Notable film and media links--June 11, 2009
---Filmstalker brings on the unrated trailer for Doghouse, a feminist British zombie movie (!?!) in the tradition of Shaun of the Dead. I like the scissors.
---David Bowie's son, Duncan Jones promotes his intriguing science fiction film Moon with its "palpable mood of isolation and paranoia."
---Bill Wasik talks to Salon about our strange new viral culture:
"I would say that for 90 percent of culture makers coming up today, your break is going to be online. And the way that you're going to know you had your break is going to be numbers. It isn't going to be a single person, like an established poet, or an established musician coming up to you after a show or responding to a piece of writing you sent them and saying, I really believe you can do it. Instead, it's like this giant hive mind will pluck out something that you've done and say, this we love, this we bestow the pleasure of 2 million hits on. From there on out, you're going to use those cues you get from this giant machine to tell you what to keep doing and to tell you what to stop doing. And that to me is potentially scary in all sorts of ways. The hive mind selects for a certain kind of thing, it selects for culture that is instantly digestible, it selects for culture that is sensational in a certain sort of way."
---Greg of Cinema Styles summarizes all he has learned about movies since he started blogging.
---An interesting new Disney debate just getting started--the race-related politics of the upcoming The Princess and the Frog. Craig Kennedy's post claims "Damned if it does and damned if it doesn't." John McWhorter of The New Republic finds that "Disney Gets It Right" this time.
---Speaking of race-related politics in film, T.S. of Screen Savour takes another look at Griffith's The Birth of a Nation (1915) as part of his "summer of silent cinema" series:
"The Birth of a Nation and its politics are inseparable; one comes forth from the other, and vice versa.
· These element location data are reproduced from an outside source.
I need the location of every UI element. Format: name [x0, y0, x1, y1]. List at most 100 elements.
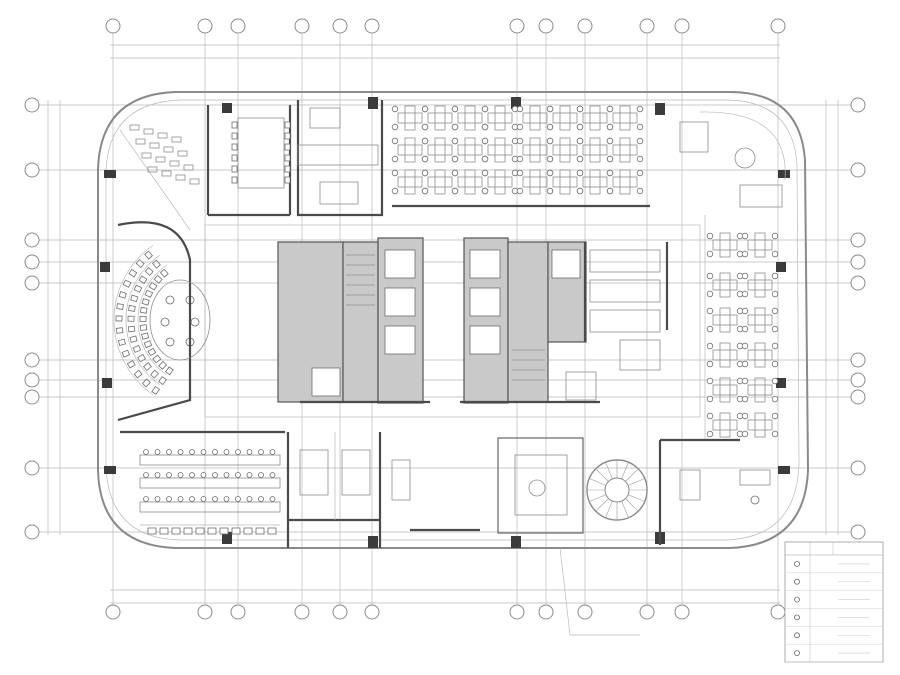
workstation-pod — [516, 169, 554, 195]
workstation-pod — [481, 169, 519, 195]
auditorium-seat — [116, 303, 124, 310]
bench-seat — [267, 527, 277, 535]
auditorium-seat — [159, 268, 169, 278]
grid-bubble — [850, 460, 866, 476]
training-chair — [143, 128, 154, 135]
bench-seat — [219, 527, 229, 535]
auditorium-seat — [150, 369, 159, 379]
open-office-workstations-north — [391, 105, 650, 208]
meeting-chair — [284, 176, 291, 184]
grid-bubble — [364, 18, 380, 34]
reception-area — [296, 100, 384, 217]
lecture-hall-wall — [117, 221, 192, 422]
auditorium-seat — [133, 369, 143, 379]
building-outline — [97, 91, 810, 549]
training-table-row — [139, 472, 281, 489]
bench-seat — [207, 527, 217, 535]
workstation-pod — [706, 342, 744, 368]
auditorium-seat — [122, 279, 132, 288]
training-chair — [155, 156, 166, 163]
stage-chair — [165, 337, 175, 347]
restroom-stalls — [565, 249, 661, 401]
grid-bubble — [509, 18, 525, 34]
stage-chair — [190, 317, 200, 327]
structural-columns — [100, 97, 790, 548]
stage-chair — [160, 317, 170, 327]
training-chair — [149, 142, 160, 149]
meeting-chair — [231, 165, 238, 173]
building-inner-outline — [105, 99, 800, 541]
training-chair — [129, 124, 140, 131]
lecture-stage-table — [149, 279, 211, 361]
training-table-row — [139, 496, 281, 513]
grid-bubble — [24, 460, 40, 476]
office-southeast — [658, 438, 771, 545]
open-office-workstations-east — [704, 215, 779, 440]
seating-tier-line — [137, 264, 167, 376]
seating-tier-line — [125, 255, 160, 385]
grid-bubble — [850, 524, 866, 540]
grid-bubble — [294, 604, 310, 620]
training-chair — [147, 166, 158, 173]
annotation-leader-line — [559, 547, 640, 636]
workstation-pod — [741, 342, 779, 368]
training-room — [139, 449, 281, 535]
grid-bubble — [105, 604, 121, 620]
stair-tread — [627, 494, 645, 502]
grid-bubble — [577, 604, 593, 620]
top-left-rooms — [119, 105, 292, 231]
legend-symbol — [794, 650, 800, 656]
elevator-cars — [311, 249, 581, 397]
grid-bubble — [770, 604, 786, 620]
grid-bubble — [639, 604, 655, 620]
meeting-chair — [284, 154, 291, 162]
auditorium-seat — [115, 315, 123, 322]
training-room-walls — [120, 430, 285, 526]
meeting-chair — [284, 121, 291, 129]
grid-bubble — [674, 18, 690, 34]
grid-bubble — [509, 604, 525, 620]
auditorium-seat — [141, 298, 150, 306]
bench-seat — [171, 527, 181, 535]
bench-seat — [195, 527, 205, 535]
legend-symbol — [794, 561, 800, 567]
grid-bubble — [294, 18, 310, 34]
auditorium-seat — [152, 354, 162, 364]
workstation-pod — [606, 137, 644, 163]
auditorium-seat — [127, 315, 135, 322]
legend-symbol — [794, 614, 800, 621]
grid-bubbles-left — [24, 97, 40, 540]
auditorium-seat — [121, 349, 131, 358]
auditorium-seat — [132, 344, 142, 353]
training-chair — [189, 178, 200, 185]
stair-tread — [605, 462, 613, 480]
grid-bubble — [850, 372, 866, 388]
training-table-row — [139, 449, 281, 466]
auditorium-seat — [143, 340, 153, 349]
workstation-pod — [706, 377, 744, 403]
grid-bubble — [850, 254, 866, 270]
meeting-chair — [231, 154, 238, 162]
grid-bubble — [850, 97, 866, 113]
auditorium-seat — [128, 268, 138, 278]
grid-bubbles-top — [105, 18, 786, 34]
bench-seat — [159, 527, 169, 535]
legend-symbol — [794, 596, 800, 603]
stage-chair — [165, 295, 175, 305]
auditorium-seat — [158, 360, 168, 370]
workstation-pod — [706, 232, 744, 258]
auditorium-seat — [144, 250, 153, 260]
auditorium-seat — [127, 325, 136, 333]
auditorium-seat — [153, 274, 163, 284]
auditorium-seat — [128, 305, 136, 312]
grid-bubble — [24, 275, 40, 291]
auditorium-seat — [117, 338, 126, 346]
stair-tread — [589, 478, 607, 486]
legend-symbol — [794, 578, 800, 585]
stair-tread — [621, 500, 629, 518]
auditorium-seat — [147, 347, 157, 357]
seating-tier-line — [113, 245, 154, 395]
grid-bubble — [332, 604, 348, 620]
meeting-chair — [231, 176, 238, 184]
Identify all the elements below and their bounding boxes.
It is unfair to ask for consideration of the film with its racism set aside because it is truly impossible, and such, an irrevocable flaw in the fabric of the work. This tension between exacting attention to technical detail and a lack of control whatsoever over the political elements is the chief angle for criticizing the film. If the film's best-made scene is the Lincoln assassination (where technical construction seems perfectly and acceptably in tune with political messaging), then the film's worst scene occurs in the second half when a single white man fights off ten black men — and if it weren't for a gun, he'd win! It is flagrantly ridiculous, both in its absurd portrayal of white (and masculine) supremacy and for the way it treats the audience, fabricates its own vulgar mythology, and entrenches itself deeper into moral obsolescence. It is a lack of control on Griffith's part that makes the film spiral away from the audience in these moments."
---For NYT, Douglas Quenqua looks at all of the sad, abandoned blogs out there. On the other hand, Scott Kirsner of Cinematech uses the internet to promote his book, Fans, Friends, and Followers: Building an Audience and a Creative Career in the Digital Age and his movie We Are the Strange. Pretty impressive. Also, Josh Quittner of Time explores how some are making it rich slowly on the internet.
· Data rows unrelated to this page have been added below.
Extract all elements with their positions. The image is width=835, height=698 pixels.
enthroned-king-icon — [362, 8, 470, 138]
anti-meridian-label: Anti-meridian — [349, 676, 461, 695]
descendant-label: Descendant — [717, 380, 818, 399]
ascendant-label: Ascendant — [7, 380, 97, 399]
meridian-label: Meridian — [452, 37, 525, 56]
---Film in Focus interviews Erin Donovan of Steady Diet of Film for their always entertaining "Behind the Blog" series:
What separates journalism from blogging?"A lot of bloggers consider themselves citizen journalists, I think that's an interesting approach. Blogging on the whole though seems to be more about chasing the story that will garner the most hits that day, journalism is about maintaining a public record. Maybe I can be a purist because I don't really consider myself one, but journalism is the fourth pillar of democracy and is at its best when it's audience-agnostic.Something that fascinates me about the transition from print to online news resources is the struggle facing editors and writers who want to write longer, more in-depth pieces but have to contend with what ultimately drives traffic (which by all accounts is sex, celebrities and listicles). I wind up unsubscribing from great sites because I can't stand all the noise. I think a great interim solution would be creating more specialized RSS feeds (the Onion AV Club is really good at this) because I'm extremely interested in reviews, festival coverage and technology news but couldn't care less about casting rumors, leaked screenplays or blog drama. I haven't resigned myself to the idea that documentary, indie and international films should have to settle for crumbs. We just need to get better at marketing."
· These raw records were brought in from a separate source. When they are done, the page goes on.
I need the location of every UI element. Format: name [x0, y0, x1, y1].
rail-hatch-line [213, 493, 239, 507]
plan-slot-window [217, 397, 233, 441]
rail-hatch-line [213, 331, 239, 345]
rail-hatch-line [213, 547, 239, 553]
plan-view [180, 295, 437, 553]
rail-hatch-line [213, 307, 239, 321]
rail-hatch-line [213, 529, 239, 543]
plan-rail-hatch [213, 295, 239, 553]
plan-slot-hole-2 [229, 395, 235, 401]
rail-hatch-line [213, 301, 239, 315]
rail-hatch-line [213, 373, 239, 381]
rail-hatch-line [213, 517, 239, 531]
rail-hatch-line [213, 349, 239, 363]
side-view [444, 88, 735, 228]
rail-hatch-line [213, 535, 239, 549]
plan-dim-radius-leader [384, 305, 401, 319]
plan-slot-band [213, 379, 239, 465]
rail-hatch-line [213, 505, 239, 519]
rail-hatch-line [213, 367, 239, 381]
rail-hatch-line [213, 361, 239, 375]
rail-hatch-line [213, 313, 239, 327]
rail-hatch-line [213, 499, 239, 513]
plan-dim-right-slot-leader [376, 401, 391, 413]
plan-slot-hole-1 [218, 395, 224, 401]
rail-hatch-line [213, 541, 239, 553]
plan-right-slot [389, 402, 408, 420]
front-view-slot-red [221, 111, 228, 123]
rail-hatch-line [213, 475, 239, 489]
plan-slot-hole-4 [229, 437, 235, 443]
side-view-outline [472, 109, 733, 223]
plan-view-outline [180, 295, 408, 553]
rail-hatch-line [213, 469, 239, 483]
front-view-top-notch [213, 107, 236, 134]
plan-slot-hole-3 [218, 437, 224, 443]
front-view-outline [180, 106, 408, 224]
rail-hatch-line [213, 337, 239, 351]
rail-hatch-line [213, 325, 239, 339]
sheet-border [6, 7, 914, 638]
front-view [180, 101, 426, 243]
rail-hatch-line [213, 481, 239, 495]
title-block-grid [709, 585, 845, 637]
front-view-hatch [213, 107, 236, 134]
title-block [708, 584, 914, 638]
One of the side benefits of this death is that the one or two Black people in film studies (like myself) won't have to feel the hot shame and guilty glances from the teachers and other students in class when clips of this "groundbreaking" film are shown.
I have never shown The Birth of a Nation in class, but bits and pieces of it show up in a compilation of historic film clips, which obliges me to say something about the movie, and it is always very difficult. In his History of Narrative Film, David Cook proclaims Griffith "perhaps the greatest cinematic genius in history." It's hard to square that kind of assessment with the images of African Americans in A Birth of a Nation.